Having watched VR evolve over the last few years and the steady pace of month after month improvements to all aspects of the industry, I’m a little surprised by the pace of current advancements. NVIDIA and AMD just announced cheaper and more powerful silicon chips tuned for VR, Valve just released its rendering tools that can push high quality 90 frames per second VR onto older machines, HP and others are developing smaller backpack PCs for wireless walk-around VR. Samsung is pumping out a tiny 4K display just for VR while lowering the barrier to entry into VR even lower than a free headset, making it possible for someone to buy a complete Oculus-powered VR system for $0 up front.

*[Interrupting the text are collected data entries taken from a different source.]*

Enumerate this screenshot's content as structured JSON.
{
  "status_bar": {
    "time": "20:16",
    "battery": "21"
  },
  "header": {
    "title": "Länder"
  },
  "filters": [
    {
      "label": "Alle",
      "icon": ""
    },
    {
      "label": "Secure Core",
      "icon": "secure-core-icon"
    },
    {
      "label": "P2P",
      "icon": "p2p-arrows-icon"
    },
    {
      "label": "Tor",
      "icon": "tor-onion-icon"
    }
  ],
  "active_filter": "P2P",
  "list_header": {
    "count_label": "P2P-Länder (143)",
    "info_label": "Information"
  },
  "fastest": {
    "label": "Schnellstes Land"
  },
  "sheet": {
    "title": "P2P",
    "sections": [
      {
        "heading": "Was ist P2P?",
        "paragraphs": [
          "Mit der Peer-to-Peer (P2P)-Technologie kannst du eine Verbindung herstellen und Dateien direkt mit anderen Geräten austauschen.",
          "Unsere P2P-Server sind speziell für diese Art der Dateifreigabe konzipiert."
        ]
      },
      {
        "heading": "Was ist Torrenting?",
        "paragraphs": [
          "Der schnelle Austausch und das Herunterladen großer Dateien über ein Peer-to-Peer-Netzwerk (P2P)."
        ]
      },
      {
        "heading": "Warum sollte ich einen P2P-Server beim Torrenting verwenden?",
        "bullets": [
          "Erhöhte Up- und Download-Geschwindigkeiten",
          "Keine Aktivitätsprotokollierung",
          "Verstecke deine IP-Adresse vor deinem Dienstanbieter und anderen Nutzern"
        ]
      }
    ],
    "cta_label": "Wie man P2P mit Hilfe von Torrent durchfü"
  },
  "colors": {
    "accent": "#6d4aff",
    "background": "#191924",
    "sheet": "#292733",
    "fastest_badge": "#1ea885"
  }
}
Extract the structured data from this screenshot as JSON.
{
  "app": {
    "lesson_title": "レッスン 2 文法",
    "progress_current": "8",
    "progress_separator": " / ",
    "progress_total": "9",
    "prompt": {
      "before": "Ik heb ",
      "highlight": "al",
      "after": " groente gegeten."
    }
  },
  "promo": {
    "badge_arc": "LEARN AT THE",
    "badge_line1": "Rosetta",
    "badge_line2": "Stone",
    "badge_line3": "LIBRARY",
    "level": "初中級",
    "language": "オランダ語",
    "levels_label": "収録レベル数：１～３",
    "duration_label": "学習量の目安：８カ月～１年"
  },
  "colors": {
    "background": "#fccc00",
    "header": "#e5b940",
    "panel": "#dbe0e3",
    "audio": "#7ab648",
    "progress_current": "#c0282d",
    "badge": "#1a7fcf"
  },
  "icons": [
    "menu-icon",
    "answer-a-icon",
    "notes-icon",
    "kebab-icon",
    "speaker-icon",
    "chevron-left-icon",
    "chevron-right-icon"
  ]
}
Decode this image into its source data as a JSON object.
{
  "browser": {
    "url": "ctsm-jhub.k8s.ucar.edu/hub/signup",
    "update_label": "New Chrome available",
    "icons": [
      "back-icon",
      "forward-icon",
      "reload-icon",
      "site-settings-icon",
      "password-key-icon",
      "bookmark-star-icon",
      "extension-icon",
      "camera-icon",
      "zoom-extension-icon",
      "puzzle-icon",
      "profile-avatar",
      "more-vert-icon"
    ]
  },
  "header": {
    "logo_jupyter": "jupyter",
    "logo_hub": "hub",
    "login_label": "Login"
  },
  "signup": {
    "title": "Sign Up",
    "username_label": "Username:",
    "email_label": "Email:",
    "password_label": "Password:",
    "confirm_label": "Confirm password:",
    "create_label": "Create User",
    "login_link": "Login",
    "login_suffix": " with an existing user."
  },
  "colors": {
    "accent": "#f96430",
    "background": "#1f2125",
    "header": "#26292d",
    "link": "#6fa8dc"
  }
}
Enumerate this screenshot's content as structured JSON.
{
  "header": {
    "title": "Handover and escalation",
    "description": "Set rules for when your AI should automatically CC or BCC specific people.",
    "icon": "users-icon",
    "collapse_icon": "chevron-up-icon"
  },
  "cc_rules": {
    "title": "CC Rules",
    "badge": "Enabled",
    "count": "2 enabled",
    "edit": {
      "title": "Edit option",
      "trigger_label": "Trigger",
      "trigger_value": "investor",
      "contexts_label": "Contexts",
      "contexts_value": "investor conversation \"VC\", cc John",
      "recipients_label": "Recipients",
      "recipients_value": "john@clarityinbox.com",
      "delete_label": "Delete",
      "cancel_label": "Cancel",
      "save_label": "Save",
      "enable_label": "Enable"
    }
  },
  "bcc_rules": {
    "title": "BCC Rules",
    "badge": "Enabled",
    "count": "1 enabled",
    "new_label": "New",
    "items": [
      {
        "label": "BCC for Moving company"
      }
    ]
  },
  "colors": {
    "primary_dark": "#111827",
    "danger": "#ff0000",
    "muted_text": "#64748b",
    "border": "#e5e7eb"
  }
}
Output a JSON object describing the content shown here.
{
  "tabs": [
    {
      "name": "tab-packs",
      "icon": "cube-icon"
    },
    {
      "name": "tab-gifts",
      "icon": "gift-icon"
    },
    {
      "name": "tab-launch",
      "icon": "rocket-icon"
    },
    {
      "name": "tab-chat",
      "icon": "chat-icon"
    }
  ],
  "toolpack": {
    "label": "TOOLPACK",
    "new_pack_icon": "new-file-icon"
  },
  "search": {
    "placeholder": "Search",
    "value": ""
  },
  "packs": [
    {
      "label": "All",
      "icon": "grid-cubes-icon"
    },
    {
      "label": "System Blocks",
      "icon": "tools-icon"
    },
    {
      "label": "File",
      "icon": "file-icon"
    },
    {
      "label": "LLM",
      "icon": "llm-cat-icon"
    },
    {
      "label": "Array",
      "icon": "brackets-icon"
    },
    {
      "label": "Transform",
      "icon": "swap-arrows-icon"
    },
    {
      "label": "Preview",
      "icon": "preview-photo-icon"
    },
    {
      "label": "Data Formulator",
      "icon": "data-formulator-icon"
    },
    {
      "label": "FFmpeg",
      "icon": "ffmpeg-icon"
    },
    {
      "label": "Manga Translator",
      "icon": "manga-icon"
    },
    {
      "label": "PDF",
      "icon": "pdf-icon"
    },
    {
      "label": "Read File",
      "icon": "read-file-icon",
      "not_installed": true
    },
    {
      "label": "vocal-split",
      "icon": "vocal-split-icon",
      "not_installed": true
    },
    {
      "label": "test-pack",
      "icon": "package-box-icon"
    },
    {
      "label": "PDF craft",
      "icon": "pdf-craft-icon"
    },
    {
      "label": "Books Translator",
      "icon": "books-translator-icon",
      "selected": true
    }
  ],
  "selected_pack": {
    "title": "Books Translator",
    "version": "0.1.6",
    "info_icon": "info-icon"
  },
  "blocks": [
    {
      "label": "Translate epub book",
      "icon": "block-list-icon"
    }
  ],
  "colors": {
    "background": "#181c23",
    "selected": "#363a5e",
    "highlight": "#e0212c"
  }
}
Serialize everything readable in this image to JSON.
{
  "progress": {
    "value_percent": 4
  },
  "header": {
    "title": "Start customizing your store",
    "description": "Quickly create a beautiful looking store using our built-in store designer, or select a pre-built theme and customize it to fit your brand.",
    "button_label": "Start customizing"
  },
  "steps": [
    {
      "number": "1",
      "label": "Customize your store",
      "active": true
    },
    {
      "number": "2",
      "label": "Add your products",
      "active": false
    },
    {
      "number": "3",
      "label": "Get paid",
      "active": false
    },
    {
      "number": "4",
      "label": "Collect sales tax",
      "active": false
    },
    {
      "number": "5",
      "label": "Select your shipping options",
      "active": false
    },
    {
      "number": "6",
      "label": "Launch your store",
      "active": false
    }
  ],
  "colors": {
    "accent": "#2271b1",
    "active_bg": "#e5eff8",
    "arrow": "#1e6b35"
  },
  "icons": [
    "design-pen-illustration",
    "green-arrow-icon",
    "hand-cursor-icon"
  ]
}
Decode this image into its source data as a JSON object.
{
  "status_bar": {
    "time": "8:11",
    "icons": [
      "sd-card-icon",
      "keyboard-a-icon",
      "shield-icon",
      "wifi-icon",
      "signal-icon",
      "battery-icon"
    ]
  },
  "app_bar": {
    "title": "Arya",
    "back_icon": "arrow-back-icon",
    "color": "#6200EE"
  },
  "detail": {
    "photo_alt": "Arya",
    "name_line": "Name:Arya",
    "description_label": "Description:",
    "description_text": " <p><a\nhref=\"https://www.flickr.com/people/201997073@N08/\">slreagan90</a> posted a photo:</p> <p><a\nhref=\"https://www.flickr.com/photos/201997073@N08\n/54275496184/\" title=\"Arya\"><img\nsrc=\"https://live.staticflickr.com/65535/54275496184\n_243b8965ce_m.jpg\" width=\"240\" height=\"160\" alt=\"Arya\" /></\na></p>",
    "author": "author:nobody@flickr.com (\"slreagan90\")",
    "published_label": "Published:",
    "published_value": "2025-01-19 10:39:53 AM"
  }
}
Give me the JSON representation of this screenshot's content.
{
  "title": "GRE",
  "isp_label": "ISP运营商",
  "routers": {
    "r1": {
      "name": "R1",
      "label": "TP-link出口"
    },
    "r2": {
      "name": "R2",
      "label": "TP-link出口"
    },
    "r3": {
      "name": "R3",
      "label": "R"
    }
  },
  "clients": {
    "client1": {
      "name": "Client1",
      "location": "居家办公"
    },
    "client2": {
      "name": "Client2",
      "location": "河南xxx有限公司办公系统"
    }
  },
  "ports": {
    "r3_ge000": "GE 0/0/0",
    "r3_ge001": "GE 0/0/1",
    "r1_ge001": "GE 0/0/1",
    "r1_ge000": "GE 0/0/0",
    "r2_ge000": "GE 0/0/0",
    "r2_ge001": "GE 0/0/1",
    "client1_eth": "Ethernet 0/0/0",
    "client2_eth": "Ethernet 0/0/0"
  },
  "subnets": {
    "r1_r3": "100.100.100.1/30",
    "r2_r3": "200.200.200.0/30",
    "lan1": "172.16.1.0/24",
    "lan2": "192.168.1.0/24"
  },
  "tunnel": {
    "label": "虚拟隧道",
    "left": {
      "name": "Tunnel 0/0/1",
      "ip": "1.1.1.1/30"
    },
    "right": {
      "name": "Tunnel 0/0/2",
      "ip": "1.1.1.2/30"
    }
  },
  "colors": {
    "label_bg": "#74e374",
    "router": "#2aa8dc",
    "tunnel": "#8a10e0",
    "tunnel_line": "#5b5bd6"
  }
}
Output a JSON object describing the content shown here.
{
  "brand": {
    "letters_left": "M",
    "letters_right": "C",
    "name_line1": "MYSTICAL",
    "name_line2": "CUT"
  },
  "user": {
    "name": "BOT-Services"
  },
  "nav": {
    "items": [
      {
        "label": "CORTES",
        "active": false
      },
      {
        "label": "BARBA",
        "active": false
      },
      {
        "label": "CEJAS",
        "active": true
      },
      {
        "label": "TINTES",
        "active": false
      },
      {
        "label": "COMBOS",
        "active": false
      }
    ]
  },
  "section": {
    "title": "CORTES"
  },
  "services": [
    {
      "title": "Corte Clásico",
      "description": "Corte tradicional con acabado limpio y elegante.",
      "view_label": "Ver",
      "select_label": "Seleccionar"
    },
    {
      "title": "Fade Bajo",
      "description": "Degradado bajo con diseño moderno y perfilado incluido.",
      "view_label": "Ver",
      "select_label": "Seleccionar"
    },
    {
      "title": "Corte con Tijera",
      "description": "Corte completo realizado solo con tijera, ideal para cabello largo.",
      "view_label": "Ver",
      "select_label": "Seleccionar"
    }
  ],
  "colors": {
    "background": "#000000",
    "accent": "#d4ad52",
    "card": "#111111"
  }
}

It seems almost every day now VR is getting cheaper to buy or easier to build, and the release of Epic’s Unreal Engine 4.12 this week marks another important milestone on the path to mainstream mixed reality adoption. The latest version officially includes a preview for the VR Editor, an initial interface for manipulating a scene while immersed in VR.
The VR Editor, like a similar tool being developed for Unity, is a critical step toward making VR scene creation so easy that anyone can do it. It arrives alongside support for Google’s upcoming Daydream mobile VR platform and the Vulkan mobile renderer.
Before the VR Editor, developers had to place objects within a world using a keyboard and mouse and then don a headset to see how it looks — a time-consuming process of trial and error. Now developers can accomplish a number of tasks using the VR Editor to manipulate the world while inside of it. Think about how easy it is to redecorate your house by moving picture frames from one shelf to another. Even something a simple as decorating a room that will be seen in VR is incredibly difficult using a keyboard and mouse.
Natural hand, arm and finger movements in VR will be able to unlock the creativity in practically anyone, and the arrival of the Unreal VR Editor is an important step along that path.